Trigger: Servers running end-of-life or out-of-support operating systems on physical hardware. Considerations: - Upgrade OS then virtualize: Preferred path. Upgrade to a supported OS version, validate application compatibility, then P2V. Eliminates both the legacy OS risk and the physical hardware dependency. - P2V as-is with extended support: Virtualize the legacy OS without upgrading. Purchase extended security updates (ESU) where available (Windows Server 2012 R2 ESU, RHEL ELS). Buys time but does not eliminate the technical debt. - Encapsulate and isolate: For applications that cannot be upgraded or migrated, P2V the server, place it on an isolated network segment, and add compensating security controls (host-based firewall, application-layer gateway). Document the risk acceptance. - Rewrite or replace the application: The most thorough solution but also the most expensive and time-consuming. Requires business case justification. - Physical drivers are the most common blocker for P2V of legacy OS. Windows Server 2003 and earlier may not have drivers for modern virtual hardware. Use legacy virtual hardware profiles (IDE instead of virtio, e1000 instead of virtio-net) as a workaround.

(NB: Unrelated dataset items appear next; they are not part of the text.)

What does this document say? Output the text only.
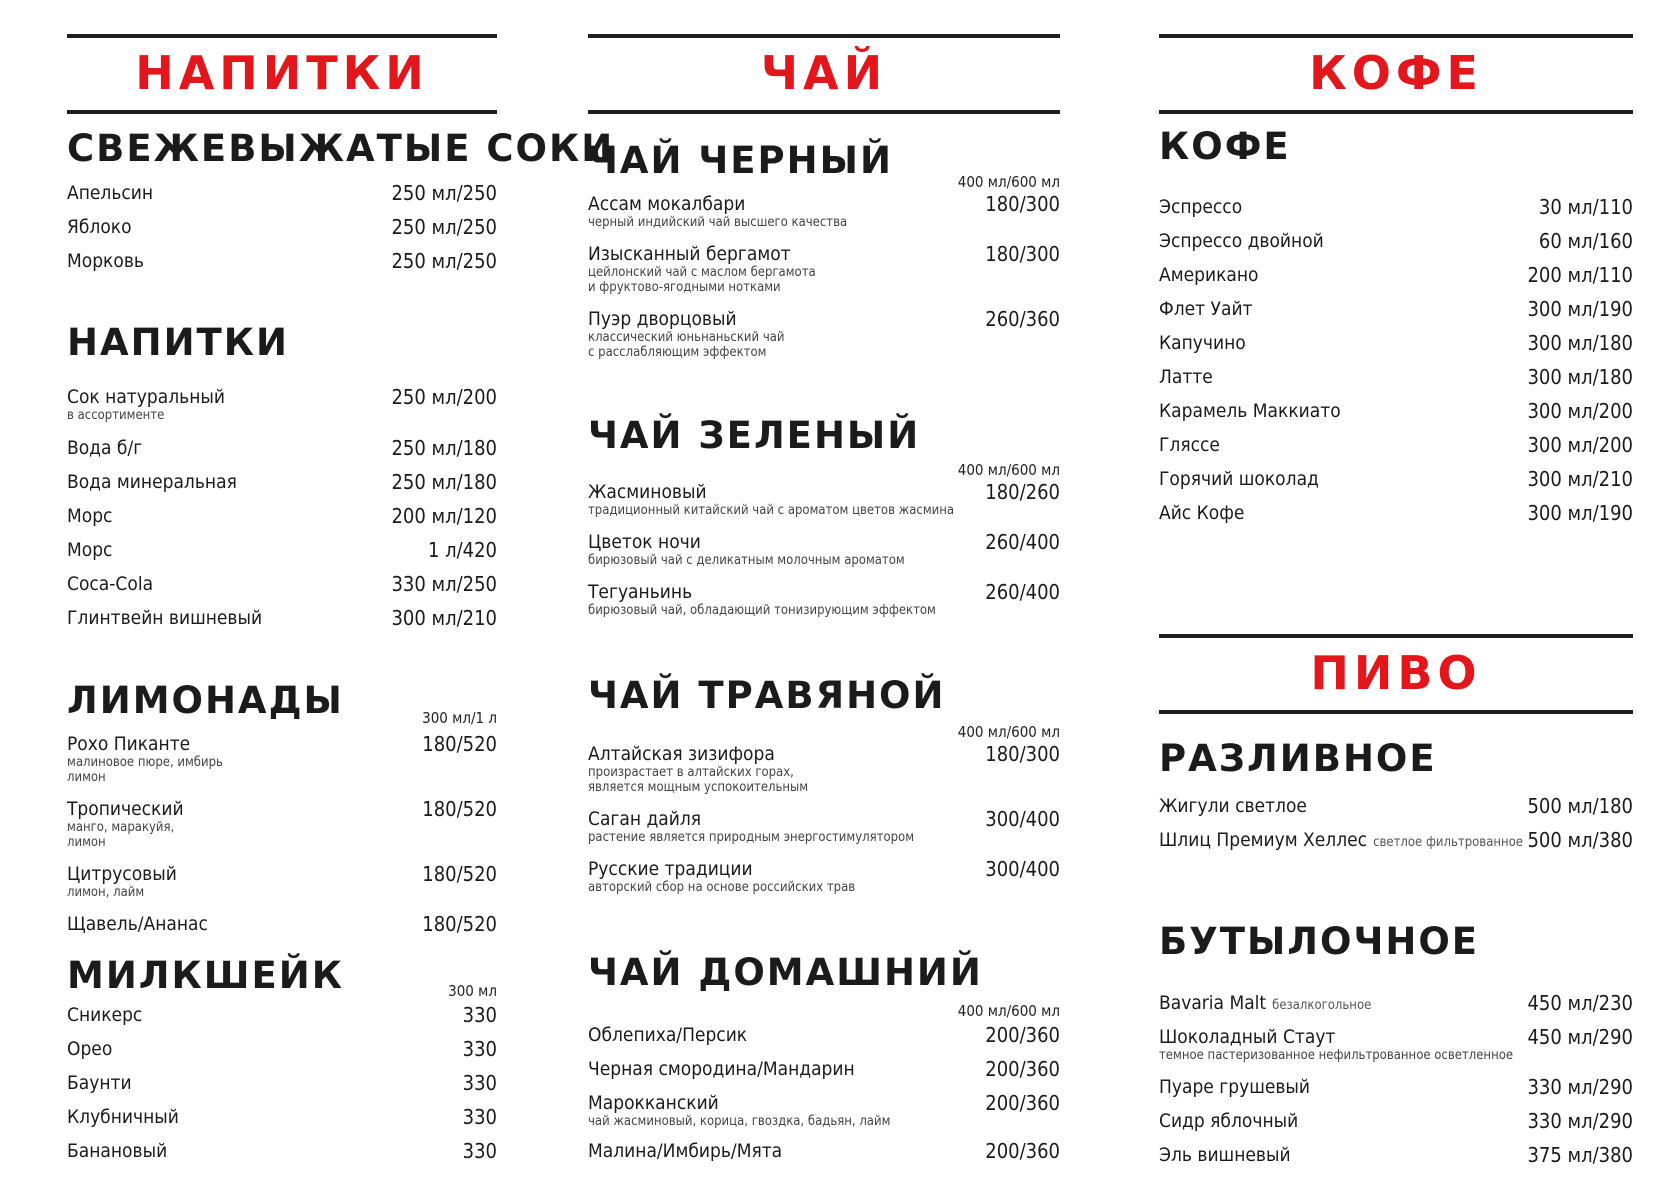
НАПИТКИ
СВЕЖЕВЫЖАТЫЕ СОКИ
Апельсин	250 мл/250
Яблоко	250 мл/250
Морковь	250 мл/250
НАПИТКИ
Сок натуральный
в ассортименте
250 мл/200
Вода б/г	250 мл/180
Вода минеральная	250 мл/180
Морс	200 мл/120
Морс	1 л/420
Coca-Cola	330 мл/250
Глинтвейн вишневый	300 мл/210
ЛИМОНАДЫ	300 мл/1 л
Рохо Пиканте
малиновое пюре, имбирь
лимон
180/520
Тропический
манго, маракуйя,
лимон
180/520
Цитрусовый
лимон, лайм
180/520
Щавель/Ананас	180/520
МИЛКШЕЙК	300 мл
Сникерс	330
Орео	330
Баунти	330
Клубничный	330
Банановый	330
ЧАЙ
ЧАЙ ЧЕРНЫЙ	400 мл/600 мл
Ассам мокалбари
черный индийский чай высшего качества
180/300
Изысканный бергамот
цейлонский чай с маслом бергамота
и фруктово-ягодными нотками
180/300
Пуэр дворцовый
классический юньнаньский чай
с расслабляющим эффектом
260/360
ЧАЙ ЗЕЛЕНЫЙ
400 мл/600 мл
Жасминовый
традиционный китайский чай с ароматом цветов жасмина
180/260
Цветок ночи
бирюзовый чай с деликатным молочным ароматом
260/400
Тегуаньинь
бирюзовый чай, обладающий тонизирующим эффектом
260/400
ЧАЙ ТРАВЯНОЙ
400 мл/600 мл
Алтайская зизифора
произрастает в алтайских горах,
является мощным успокоительным
180/300
Саган дайля
растение является природным энергостимулятором
300/400
Русские традиции
авторский сбор на основе российских трав
300/400
ЧАЙ ДОМАШНИЙ
400 мл/600 мл
Облепиха/Персик	200/360
Черная смородина/Мандарин	200/360
Марокканский
чай жасминовый, корица, гвоздка, бадьян, лайм
200/360
Малина/Имбирь/Мята	200/360
КОФЕ
КОФЕ
Эспрессо	30 мл/110
Эспрессо двойной	60 мл/160
Американо	200 мл/110
Флет Уайт	300 мл/190
Капучино	300 мл/180
Латте	300 мл/180
Карамель Маккиато	300 мл/200
Гляссе	300 мл/200
Горячий шоколад	300 мл/210
Айс Кофе	300 мл/190
ПИВО
РАЗЛИВНОЕ
Жигули светлое	500 мл/180
Шлиц Премиум Хеллес светлое фильтрованное 500 мл/380
БУТЫЛОЧНОЕ
Bavaria Malt безалкогольное	450 мл/230
Шоколадный Стаут
темное пастеризованное нефильтрованное осветленное
450 мл/290
Пуаре грушевый	330 мл/290
Сидр яблочный	330 мл/290
Эль вишневый	375 мл/380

ADR: Decommission and Asset Disposal Process¶

Trigger: Physical servers are identified for decommission as workloads migrate. Considerations: - ITAD vendor selection: Choose a certified IT Asset Disposition vendor (R2, e-Stewards, NAID AAA certified) for secure hardware disposal. Require certificate of destruction for all storage media (HDDs, SSDs, NVMe drives). - Data sanitization method: NIST 800-88 guidelines define Clear, Purge, and Destroy. SSDs and NVMe require cryptographic erase (not just overwrite). Physical destruction (shredding) is required for highest-sensitivity data. - Timeline coordination: Servers cannot be decommissioned until all workloads are migrated, DNS records updated, monitoring removed, backup retention periods expired, and a rollback window has passed (typically 30-90 days post-migration). - Financial impact: Decommissioned servers reduce power, cooling, rack space, and support contract costs. Quantify these savings to build the business case for migration. Leased equipment has return deadlines with penalties for late return. - Environmental compliance: WEEE (EU), state e-waste laws (US), and organizational sustainability policies may dictate disposal methods. Document compliance for audit.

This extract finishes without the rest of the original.